Continuing his musing, and with a satisfied smile on his face, a smile that might indicate that the colonel was not so very much averse to giving over his fishing for the time being to take up his profession once more, he followed Aaron Grafton as the merchant left the jewelry store.
"I wonder," mused the colonel, "what his object was in coming to the Darcy place, and nosing around as he did? There must have been some object. A man such as he is doesn't do things like that for fun. And it wasn't mere curiosity, either. If it was, he'd have been at the place before, when the evidences of the crime were there to be stared at by those who care for such things.
"And that Aaron Grafton hasn't been there since I was forced into this thing, I'm positive. For I was forced into it," grumbled the old detective. "I just couldn't resist the pleading of her eyes. It isn't the first time a man has made a fool of himself over a woman, and it won't be the last. But maybe I'll make fools of some of these folks, instead of being made a fool of myself. Fooled out of my fishing though. By gad! that's what I have been!
"But no matter. I must see what friend Aaron is up to and what his little game is. Of course, he may have been at the store the day of the murder—before I arrived. I must ask Darcy about that. Poor lad, he's in tough luck—just when he ought to be thinking of getting married. Well, I'll do what I can."
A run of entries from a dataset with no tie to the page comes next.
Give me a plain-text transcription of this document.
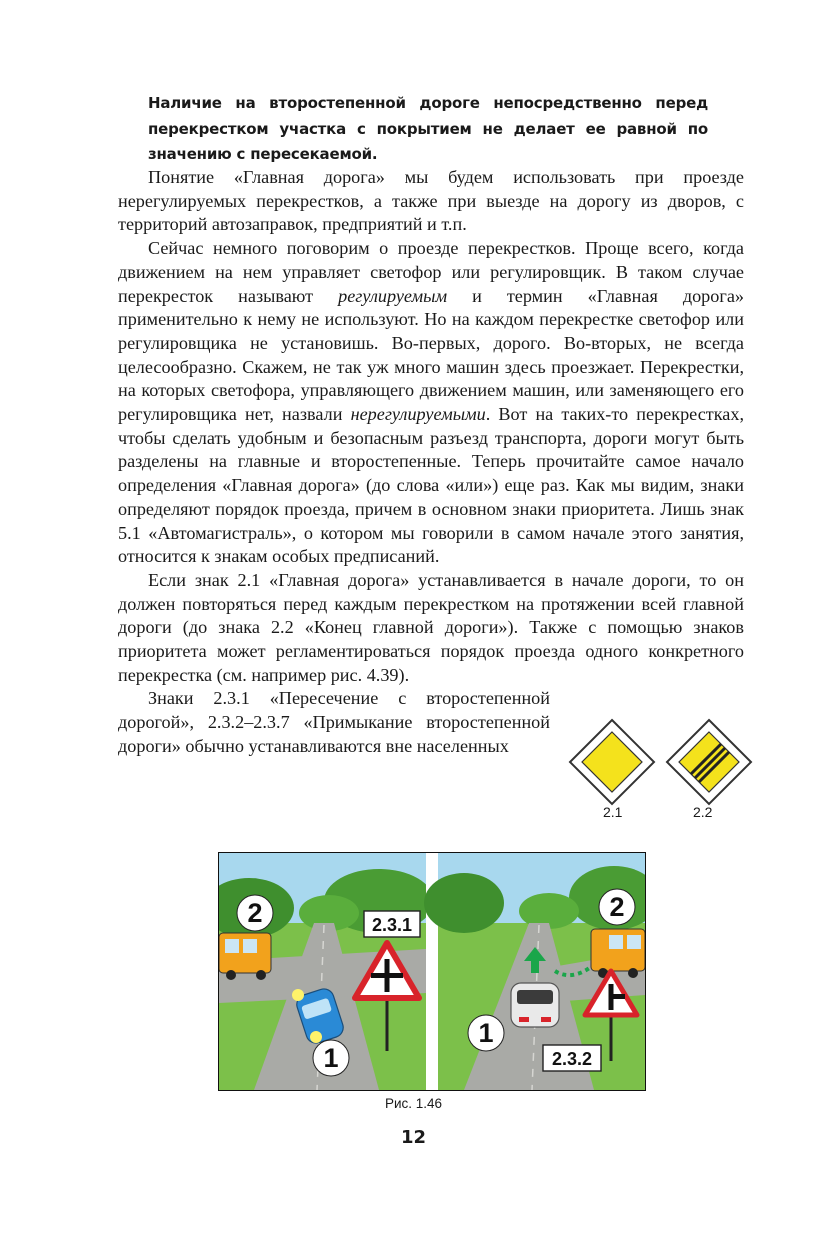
Наличие на второстепенной дороге непосредственно перед перекрестком участка с покрытием не делает ее равной по значению с пересекаемой.

Понятие «Главная дорога» мы будем использовать при проезде нерегулируемых перекрестков, а также при выезде на дорогу из дворов, с территорий автозаправок, предприятий и т.п.

Сейчас немного поговорим о проезде перекрестков. Проще всего, когда движением на нем управляет светофор или регулировщик. В таком случае перекресток называют регулируемым и термин «Главная дорога» применительно к нему не используют. Но на каждом перекрестке светофор или регулировщика не установишь. Во-первых, дорого. Во-вторых, не всегда целесообразно. Скажем, не так уж много машин здесь проезжает. Перекрестки, на которых светофора, управляющего движением машин, или заменяющего его регулировщика нет, назвали нерегулируемыми. Вот на таких-то перекрестках, чтобы сделать удобным и безопасным разъезд транспорта, дороги могут быть разделены на главные и второстепенные. Теперь прочитайте самое начало определения «Главная дорога» (до слова «или») еще раз. Как мы видим, знаки определяют порядок проезда, причем в основном знаки приоритета. Лишь знак 5.1 «Автомагистраль», о котором мы говорили в самом начале этого занятия, относится к знакам особых предписаний.

Если знак 2.1 «Главная дорога» устанавливается в начале дороги, то он должен повторяться перед каждым перекрестком на протяжении всей главной дороги (до знака 2.2 «Конец главной дороги»). Также с помощью знаков приоритета может регламентироваться порядок проезда одного конкретного перекрестка (см. например рис. 4.39).

Знаки 2.3.1 «Пересечение с второстепенной дорогой», 2.3.2–2.3.7 «Примыкание второстепенной дороги» обычно устанавливаются вне населенных

2.1	2.2
2
1
2.3.1
2
1
2.3.2
Рис. 1.46
12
There were few tricks known to modern detectives of which Colonel Ashley was not master, among them being the ability to disguise himself—not by clumsy beards and false moustaches, though he used them at times—but by a few simple alterations to his face and carriage.
Of course costume played its part when needed, but the time had not yet come for that. He was now following Grafton without the latter being aware of it—no very difficult matter in a city the size of Colchester, and on one of its main streets.
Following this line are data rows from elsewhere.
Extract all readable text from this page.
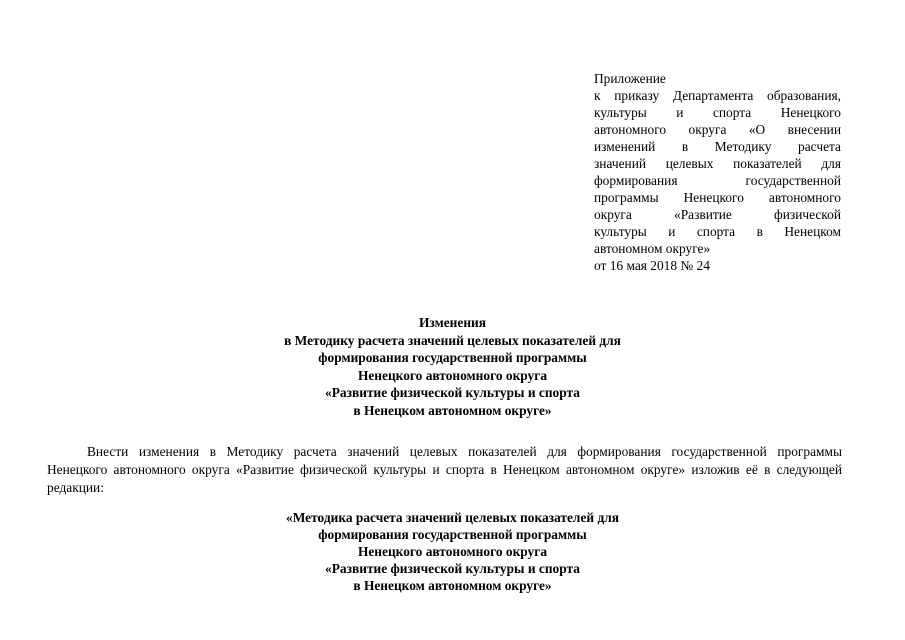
Приложение
к приказу Департамента образования,
культуры и спорта Ненецкого
автономного округа «О внесении
изменений в Методику расчета
значений целевых показателей для
формирования государственной
программы Ненецкого автономного
округа «Развитие физической
культуры и спорта в Ненецком
автономном округе»
от 16 мая 2018 № 24
Изменения
в Методику расчета значений целевых показателей для
формирования государственной программы
Ненецкого автономного округа
«Развитие физической культуры и спорта
в Ненецком автономном округе»
Внести изменения в Методику расчета значений целевых показателей для формирования государственной программы
Ненецкого автономного округа «Развитие физической культуры и спорта в Ненецком автономном округе» изложив её в следующей
редакции:
«Методика расчета значений целевых показателей для
формирования государственной программы
Ненецкого автономного округа
«Развитие физической культуры и спорта
в Ненецком автономном округе»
"I think I want to know a little more about him," mused the colonel. "I'd like to have a talk with him, and see how he acts. But I won't chance that yet. I'll play 'possum for a while."
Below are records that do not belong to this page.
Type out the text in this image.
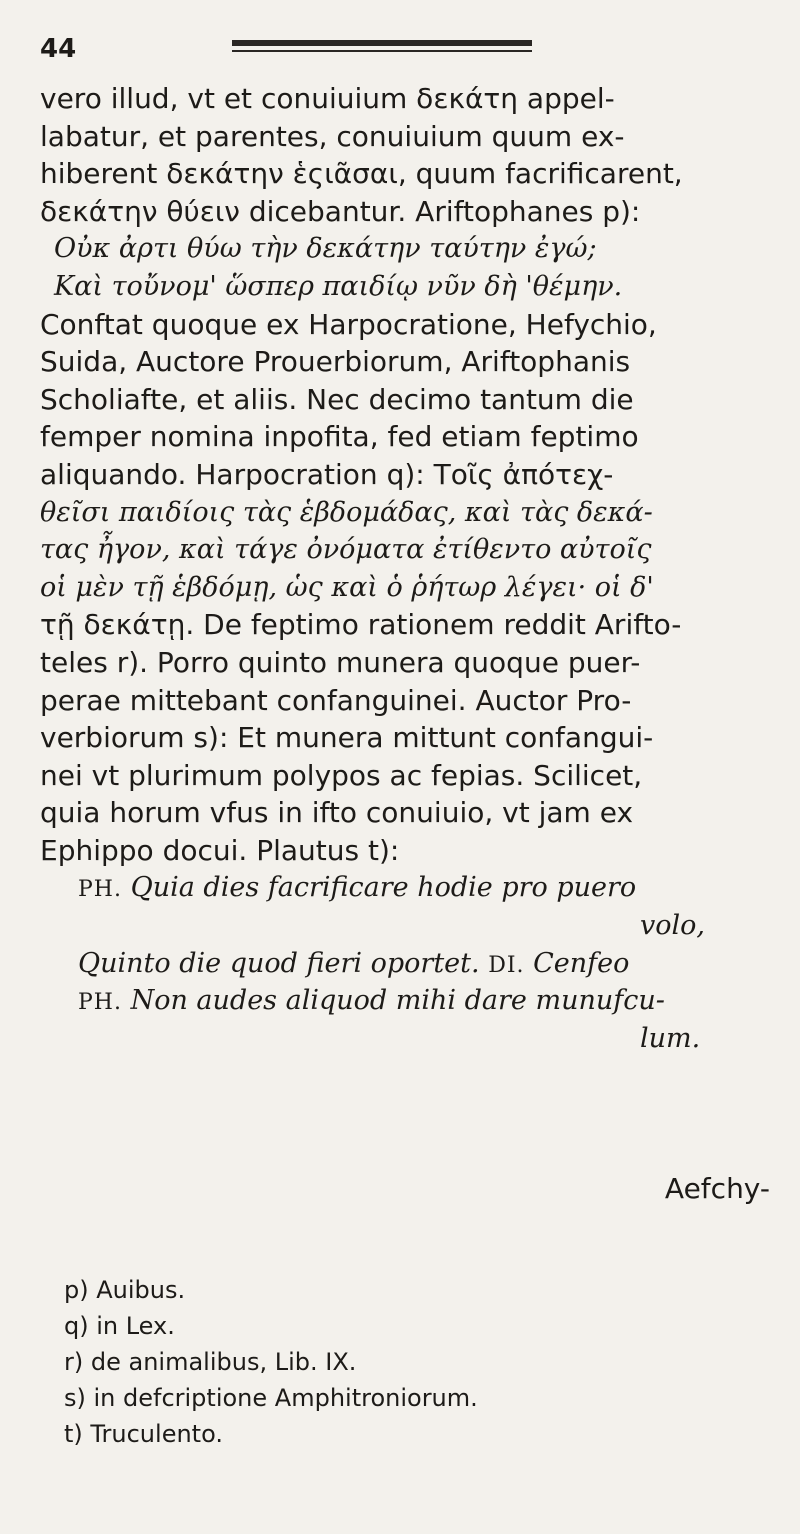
44
vero illud, vt et conuiuium δεκάτη appel-
labatur, et parentes, conuiuium quum ex-
hiberent δεκάτην ἑςιᾶσαι, quum facrificarent,
δεκάτην θύειν dicebantur. Ariftophanes p):
Οὐκ ἀρτι θύω τὴν δεκάτην ταύτην ἐγώ;
Καὶ τοὔνομ' ὥσπερ παιδίῳ νῦν δὴ 'θέμην.
Conftat quoque ex Harpocratione, Hefychio,
Suida, Auctore Prouerbiorum, Ariftophanis
Scholiafte, et aliis. Nec decimo tantum die
femper nomina inpofita, fed etiam feptimo
aliquando. Harpocration q): Τοῖς ἀπότεχ-
θεῖσι παιδίοις τὰς ἑβδομάδας, καὶ τὰς δεκά-
τας ἦγον, καὶ τάγε ὀνόματα ἐτίθεντο αὐτοῖς
οἱ μὲν τῇ ἑβδόμῃ, ὡς καὶ ὁ ῥήτωρ λέγει· οἱ δ'
τῇ δεκάτῃ. De feptimo rationem reddit Arifto-
teles r). Porro quinto munera quoque puer-
perae mittebant confanguinei. Auctor Pro-
verbiorum s): Et munera mittunt confangui-
nei vt plurimum polypos ac fepias. Scilicet,
quia horum vfus in ifto conuiuio, vt jam ex
Ephippo docui. Plautus t):
PH. Quia dies facrificare hodie pro puero
volo,
Quinto die quod fieri oportet. DI. Cenfeo
PH. Non audes aliquod mihi dare munufcu-
lum.
Aefchy-
p) Auibus.
q) in Lex.
r) de animalibus, Lib. IX.
s) in defcriptione Amphitroniorum.
t) Truculento.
Having followed his man to the latter's store, and even inside it, where he made a trifling purchase, and having seen Mr. Grafton enter his private office, the detective paid a visit to Darcy in the jail.
"How is she, Colonel?" were the first words of the prisoner, when they were in the warden's office with a detective from the prosecutor's office seated a few chairs away. It was only under such arrangements that visitors were allowed to see the jewelry worker. "How is Amy?"
"Why, she's very well, the last I saw of her. But I came to talk about something else."